A subspace is just a smaller vector space sitting inside a bigger one. It’s a set of vectors closed under addition and scalar multiplication. Think of it as any line or plane through the origin that you can move around in freely, but you can’t “step out” of it by adding or scaling vectors.

A classic example of a subspace is all vectors in 3D space whose last component is zero, like (x, y, 0). This forms a flat plane through the origin. It contains the zero vector, always stays on the plane when you add vectors or multiply by numbers, and never escapes its own “clubhouse”.

An example of something that is not a subspace: all points in 2D space where x + y = 1. This is a line, but it doesn’t go through the origin, so it fails the subspace test—the zero vector (0, 0) isn’t on this line, and scalar multiplication can take you off the line.[5][3]

Q: What if the set is a line through the origin?
A: That's always a subspace—origin is included, and the other rules work out.

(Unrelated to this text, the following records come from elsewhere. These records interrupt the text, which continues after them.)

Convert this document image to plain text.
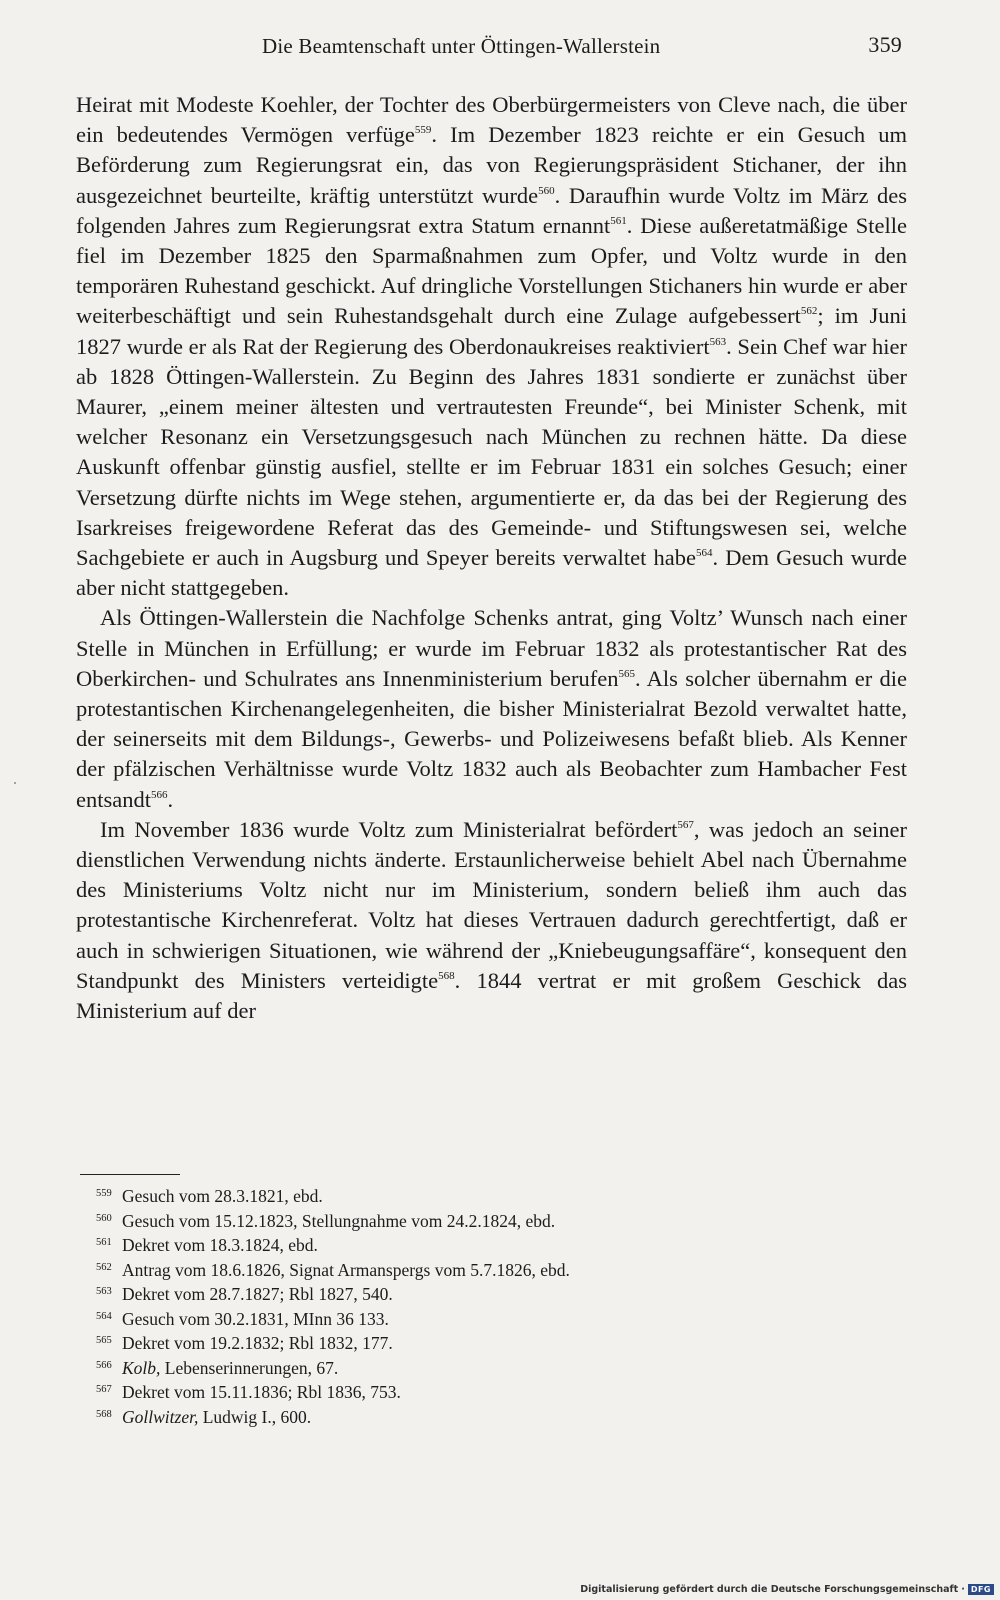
Die Beamtenschaft unter Öttingen-Wallerstein	359

Heirat mit Modeste Koehler, der Tochter des Oberbürgermeisters von Cleve nach, die über ein bedeutendes Vermögen verfüge$^{559}$. Im Dezember 1823 reichte er ein Gesuch um Beförderung zum Regierungsrat ein, das von Regierungspräsident Stichaner, der ihn ausgezeichnet beurteilte, kräftig unterstützt wurde$^{560}$. Daraufhin wurde Voltz im März des folgenden Jahres zum Regierungsrat extra Statum ernannt$^{561}$. Diese außeretatmäßige Stelle fiel im Dezember 1825 den Sparmaßnahmen zum Opfer, und Voltz wurde in den temporären Ruhestand geschickt. Auf dringliche Vorstellungen Stichaners hin wurde er aber weiterbeschäftigt und sein Ruhestandsgehalt durch eine Zulage aufgebessert$^{562}$; im Juni 1827 wurde er als Rat der Regierung des Oberdonaukreises reaktiviert$^{563}$. Sein Chef war hier ab 1828 Öttingen-Wallerstein. Zu Beginn des Jahres 1831 sondierte er zunächst über Maurer, „einem meiner ältesten und vertrautesten Freunde“, bei Minister Schenk, mit welcher Resonanz ein Versetzungsgesuch nach München zu rechnen hätte. Da diese Auskunft offenbar günstig ausfiel, stellte er im Februar 1831 ein solches Gesuch; einer Versetzung dürfte nichts im Wege stehen, argumentierte er, da das bei der Regierung des Isarkreises freigewordene Referat das des Gemeinde- und Stiftungswesen sei, welche Sachgebiete er auch in Augsburg und Speyer bereits verwaltet habe$^{564}$. Dem Gesuch wurde aber nicht stattgegeben.

Als Öttingen-Wallerstein die Nachfolge Schenks antrat, ging Voltz’ Wunsch nach einer Stelle in München in Erfüllung; er wurde im Februar 1832 als protestantischer Rat des Oberkirchen- und Schulrates ans Innenministerium berufen$^{565}$. Als solcher übernahm er die protestantischen Kirchenangelegenheiten, die bisher Ministerialrat Bezold verwaltet hatte, der seinerseits mit dem Bildungs-, Gewerbs- und Polizeiwesens befaßt blieb. Als Kenner der pfälzischen Verhältnisse wurde Voltz 1832 auch als Beobachter zum Hambacher Fest entsandt$^{566}$.

Im November 1836 wurde Voltz zum Ministerialrat befördert$^{567}$, was jedoch an seiner dienstlichen Verwendung nichts änderte. Erstaunlicherweise behielt Abel nach Übernahme des Ministeriums Voltz nicht nur im Ministerium, sondern beließ ihm auch das protestantische Kirchenreferat. Voltz hat dieses Vertrauen dadurch gerechtfertigt, daß er auch in schwierigen Situationen, wie während der „Kniebeugungsaffäre“, konsequent den Standpunkt des Ministers verteidigte$^{568}$. 1844 vertrat er mit großem Geschick das Ministerium auf der

559 Gesuch vom 28.3.1821, ebd.
560 Gesuch vom 15.12.1823, Stellungnahme vom 24.2.1824, ebd.
561 Dekret vom 18.3.1824, ebd.
562 Antrag vom 18.6.1826, Signat Armanspergs vom 5.7.1826, ebd.
563 Dekret vom 28.7.1827; Rbl 1827, 540.
564 Gesuch vom 30.2.1831, MInn 36 133.
565 Dekret vom 19.2.1832; Rbl 1832, 177.
566 Kolb, Lebenserinnerungen, 67.
567 Dekret vom 15.11.1836; Rbl 1836, 753.
568 Gollwitzer, Ludwig I., 600.
Digitalisierung gefördert durch die Deutsche Forschungsgemeinschaft · DFG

Q: Why does missing the origin break the rules?
A: The zero vector (all zeros) must always be part of every subspace. If not, it's out!

Q: Is the set of all positive vectors a subspace?
A: No—the sum of two positive vectors is positive, but multiplying by a negative number gives negatives, which aren’t in the set.

Q: So subspaces are “closed” under addition and multiplication?
A: Exactly! They keep everything in their “clubhouse.”